The Mer de Glace in Chamonix, the largest French glacier is a proof of global warming : It’s dying year after year…

Text and photographs : Elisabeth Perotin

The Mer de Glace

Surges of ice


In the Mont-Blanc massif, the largest French glacier was called the Mer de Glace in the 18th century because of its crevasses that looked like surges of ice. The Mer de Glace is a glacial area of ​​ablation : the melting of the ice in summer is greater than the accumulation of snow in winter. The ice comes from the flow from the accumulation zone at more than 3000 meters above sea level. As the Mer de Glace threatened settlements in the valley as early as the 17th century, the glacier slowly slipped away until the 20th century. In the 21st century, it has become a tongue of gray ice covered in stones : everything has accelerated in the last 15 years. It is one of the most significant witnesses of pollution. The largest glacier in the country that melts almost visibly.

The Mer de Glace
The Mer de Glace



The sea of ​​ice is dying.


The Mer de Glace is receding and decreasing in thickness under the effect of the increase in temperature linked to climate change. In question, Man and his greenhouse gas emissions which continue to grow. The Mer de Glace disappears under a layer of rocks, which further accelerates its melting (rock stores more heat than ice). The numerous episodes of Saharan dust deposits this winter have not helped either: you can still see orange spots on the ice which again make it melt faster.

The Mer de Glace
The Mer de Glace

A hole of more than 300 meters


You can access the Mer de Glace with a small train that climbs up the mountain. A century ago, when it was installed at the Montenvers arrival station, all you had to do was walk a few meters and you were on the glacier. Today, it has melted so much that, in front of the station, there is a hole of more than 300 meters. To go down to the ice, there was first a gondola, built 23 years ago. Since then, it has melted so much that it was necessary to install, to go even lower, an iron staircase to which steps must be added each year. There are now 580. The equivalent of 34 floors.

The Mer de Glace

The Ice cave of the Mer de Glace

An ice cave

At the foot of Mont Blanc. On either side of a long corridor with bluish walls, shapes are carved in the ice, over which you pass the flat of your hand as you would on the marble of a holy water font. We remove drops of water from it at our fingertips. And that’s when you realize it: everywhere, the walls ooze; the water flows from the ceiling as from a tap left open; at the entrance, a bear statue has lost its shape and expression; further on, two thrones of ice are no more than waves of seats emerging from the wall.
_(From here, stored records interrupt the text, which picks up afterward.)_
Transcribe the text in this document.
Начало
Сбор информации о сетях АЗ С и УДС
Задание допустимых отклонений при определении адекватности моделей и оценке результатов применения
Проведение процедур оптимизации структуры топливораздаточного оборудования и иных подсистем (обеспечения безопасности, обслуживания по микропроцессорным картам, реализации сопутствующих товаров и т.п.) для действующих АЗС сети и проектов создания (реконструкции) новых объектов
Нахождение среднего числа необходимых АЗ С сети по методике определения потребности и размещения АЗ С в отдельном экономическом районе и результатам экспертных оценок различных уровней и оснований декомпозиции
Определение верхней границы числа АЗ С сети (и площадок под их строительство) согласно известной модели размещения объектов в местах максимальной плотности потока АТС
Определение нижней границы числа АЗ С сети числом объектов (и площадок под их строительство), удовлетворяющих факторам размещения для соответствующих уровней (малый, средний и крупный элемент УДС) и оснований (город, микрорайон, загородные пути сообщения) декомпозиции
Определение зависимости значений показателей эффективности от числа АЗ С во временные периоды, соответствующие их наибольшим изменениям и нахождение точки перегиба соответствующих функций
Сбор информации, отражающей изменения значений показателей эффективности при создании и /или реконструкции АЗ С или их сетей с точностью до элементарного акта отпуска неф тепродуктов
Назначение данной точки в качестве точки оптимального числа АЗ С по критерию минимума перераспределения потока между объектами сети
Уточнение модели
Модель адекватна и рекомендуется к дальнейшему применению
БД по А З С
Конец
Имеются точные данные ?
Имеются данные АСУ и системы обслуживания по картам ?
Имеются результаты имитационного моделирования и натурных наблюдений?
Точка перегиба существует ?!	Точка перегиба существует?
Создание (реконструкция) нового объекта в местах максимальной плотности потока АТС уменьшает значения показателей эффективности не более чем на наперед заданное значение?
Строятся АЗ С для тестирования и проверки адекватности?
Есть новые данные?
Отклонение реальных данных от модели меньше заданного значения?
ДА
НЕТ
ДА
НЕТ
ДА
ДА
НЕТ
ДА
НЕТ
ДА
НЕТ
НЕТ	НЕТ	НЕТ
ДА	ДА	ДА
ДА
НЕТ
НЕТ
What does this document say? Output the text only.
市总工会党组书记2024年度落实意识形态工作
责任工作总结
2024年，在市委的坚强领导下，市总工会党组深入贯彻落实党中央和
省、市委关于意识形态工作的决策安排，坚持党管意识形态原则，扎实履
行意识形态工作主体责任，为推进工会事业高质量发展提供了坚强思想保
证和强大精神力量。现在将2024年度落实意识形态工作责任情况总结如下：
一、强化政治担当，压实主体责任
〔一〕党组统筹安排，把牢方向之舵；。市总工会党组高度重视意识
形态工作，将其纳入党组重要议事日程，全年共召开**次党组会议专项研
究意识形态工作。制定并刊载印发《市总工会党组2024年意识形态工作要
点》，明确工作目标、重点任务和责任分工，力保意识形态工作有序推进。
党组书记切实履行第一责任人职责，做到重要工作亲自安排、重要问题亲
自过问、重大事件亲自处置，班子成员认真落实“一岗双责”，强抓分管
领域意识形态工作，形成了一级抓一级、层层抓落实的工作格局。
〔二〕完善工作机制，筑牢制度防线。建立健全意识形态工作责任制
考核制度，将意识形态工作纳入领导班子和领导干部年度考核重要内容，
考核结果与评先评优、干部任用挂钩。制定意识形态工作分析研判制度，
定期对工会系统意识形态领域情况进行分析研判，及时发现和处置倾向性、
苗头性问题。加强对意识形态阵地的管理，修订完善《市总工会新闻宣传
We evolve in a world in liquefaction.

The Mer de Glace

The melting of 95% of the volume of the Alpine glaciers.


White tarpaulins reflecting the sun’s rays are installed in certain places in an attempt to slow the melting. But the solution is too expensive to be generalized. However, time must be saved, because the temperature has risen by two degrees in just a century here, upsetting the entire ecosystem. By the end of the century and in the worst scenario, scientists predict the melting of 95% of the volume of the Alpine glaciers.